My aunt, my grandmom, and I share a love of nature. When I was a kid and teenager, we spent many weekends going to parks around eastern Pennsylvania. My aunt was a biologist. At a young age she taught me how to catch turtles, frogs, fish, snakes, to feel the same way about these animals as I did about puppies and kittens. We hiked through the woods, saw waterfalls, swam in streams, camped in cabins or tents. She had a funny, honest sense of humor that I always loved. I was an exploratory kid, but what I found in nature was even greater. It was a true exhale, the sense of freedom and peace in the natural world, and I found it because of her. At about age 6, I remember walking trails to a creek and seeing a fallen long. I would never be allowed to cross it if my mom was there. My aunt and grandmom though, encouraged me. My aunt taught me how to walk slowly and carefully, aware of every step. I was both terrified and excited, laughed with relief as I hopped down on the other side. Each time after, whenever I crossed a log, I thought about my aunt and the feeling of freedom, purity and exploration she gave me.

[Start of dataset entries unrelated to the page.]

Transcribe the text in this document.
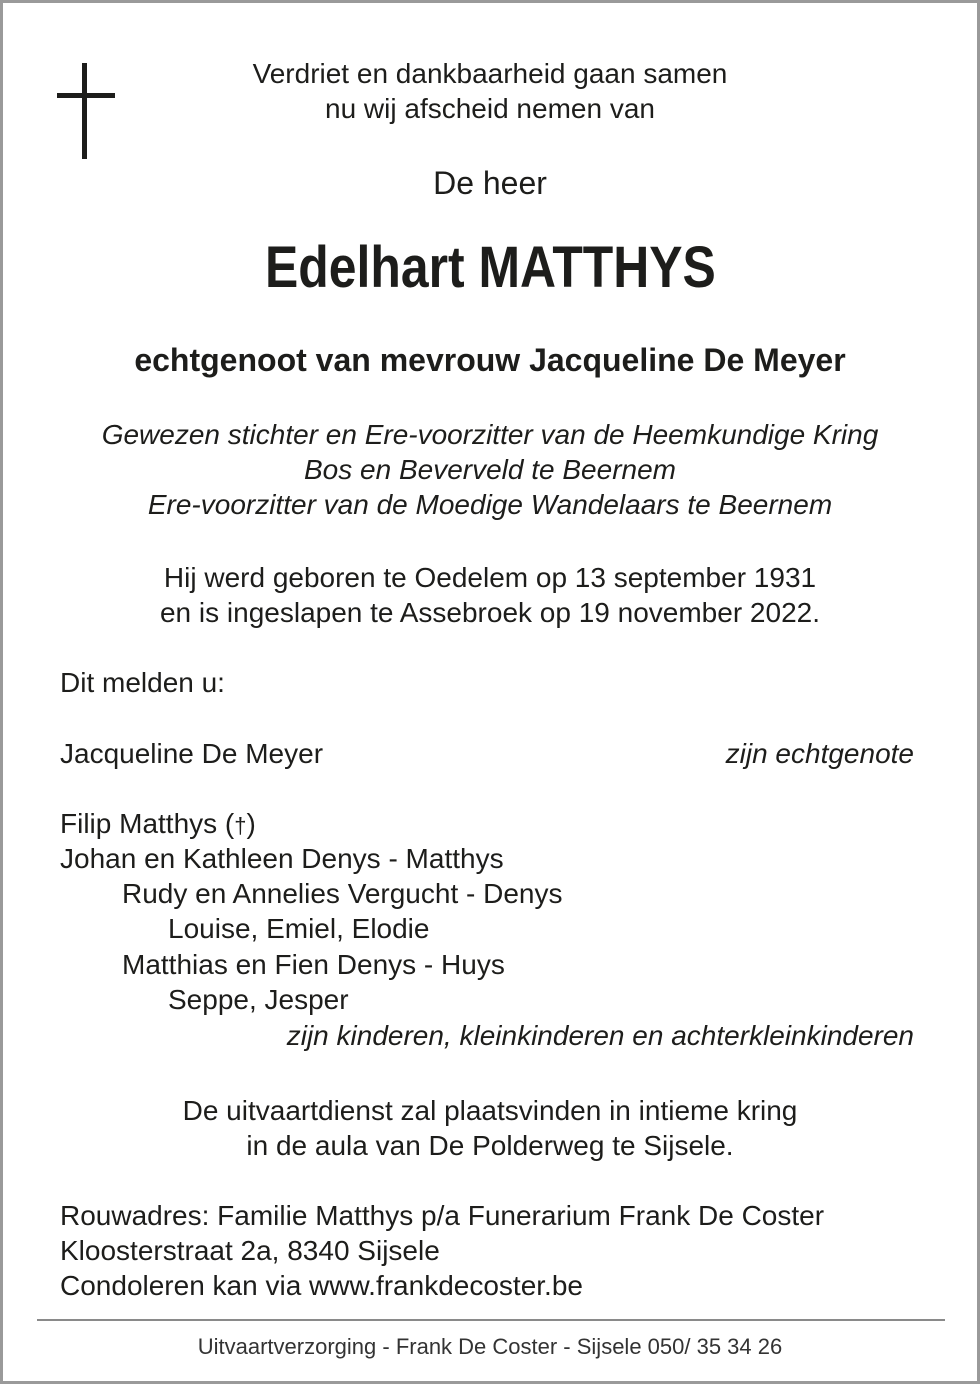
Verdriet en dankbaarheid gaan samen
nu wij afscheid nemen van
De heer
Edelhart MATTHYS
echtgenoot van mevrouw Jacqueline De Meyer
Gewezen stichter en Ere-voorzitter van de Heemkundige Kring
Bos en Beverveld te Beernem
Ere-voorzitter van de Moedige Wandelaars te Beernem
Hij werd geboren te Oedelem op 13 september 1931
en is ingeslapen te Assebroek op 19 november 2022.
Dit melden u:
Jacqueline De Meyer	zijn echtgenote
Filip Matthys (†)
Johan en Kathleen Denys - Matthys
Rudy en Annelies Vergucht - Denys
Louise, Emiel, Elodie
Matthias en Fien Denys - Huys
Seppe, Jesper
zijn kinderen, kleinkinderen en achterkleinkinderen
De uitvaartdienst zal plaatsvinden in intieme kring
in de aula van De Polderweg te Sijsele.
Rouwadres: Familie Matthys p/a Funerarium Frank De Coster
Kloosterstraat 2a, 8340 Sijsele
Condoleren kan via www.frankdecoster.be
Uitvaartverzorging - Frank De Coster - Sijsele 050/ 35 34 26
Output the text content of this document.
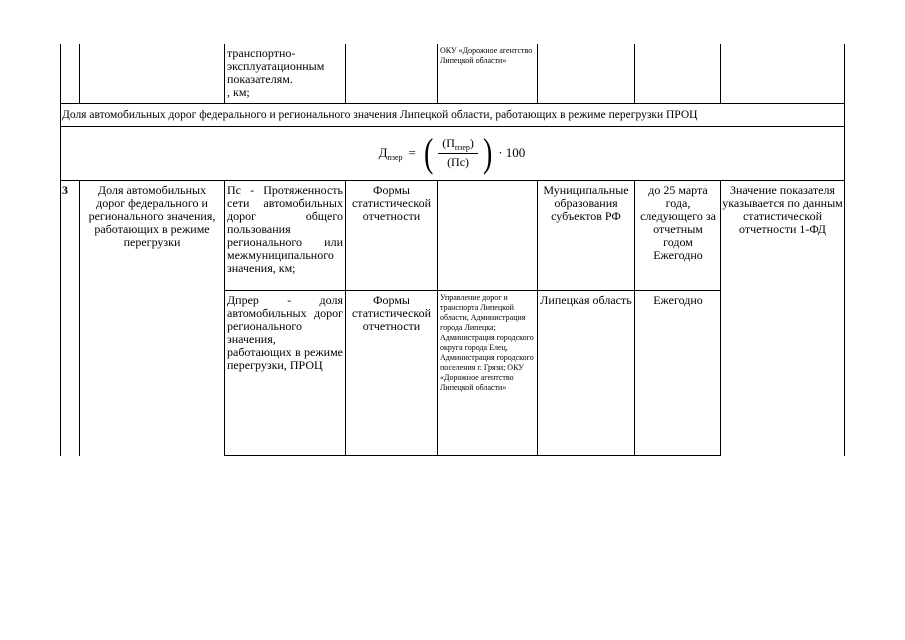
транспортно-эксплуатационным показателям.
, км;
ОКУ «Дорожное агентство Липецкой области»
Доля автомобильных дорог федерального и регионального значения Липецкой области, работающих в режиме перегрузки ПРОЦ
$Д_{пзер}$ = ( $\frac{(П_{пзер})}{(Пс)}$ ) · 100
3	Доля автомобильных дорог федерального и регионального значения, работающих в режиме перегрузки
Пс - Протяженность сети автомобильных дорог общего пользования регионального или межмуниципального значения, км;
Формы статистической отчетности
Муниципальные образования субъектов РФ
до 25 марта года, следующего за отчетным годом Ежегодно
Значение показателя указывается по данным статистической отчетности 1-ФД
Дпрер - доля автомобильных дорог регионального значения, работающих в режиме перегрузки, ПРОЦ
Формы статистической отчетности
Управление дорог и транспорта Липецкой области, Администрация города Липецка; Администрация городского округа города Елец, Администрация городского поселения г. Грязи; ОКУ «Дорожное агентство Липецкой области»
Липецкая область	Ежегодно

I’m uncomfortable with publishing this. There’s an acute stab that I feel when I think about it. I know this article is my intellectual self’s small attempt at closure, though it will never be. It’s something that feels better protected between the pockets of memories my family and I have had. I also know that this article doesn’t represent a closure to her death. A big part of me thinks this is something too personal to be floating on the internet. But there’s a larger purpose to this. It’s bringing awareness to some of the internal questions we’d rather not say, the questions of people left in the wake of a suicide. There’s a deep truth in knowing that a person’s unhealthy state is not their true self, and in remembering the beautiful impact they’ve had on our lives.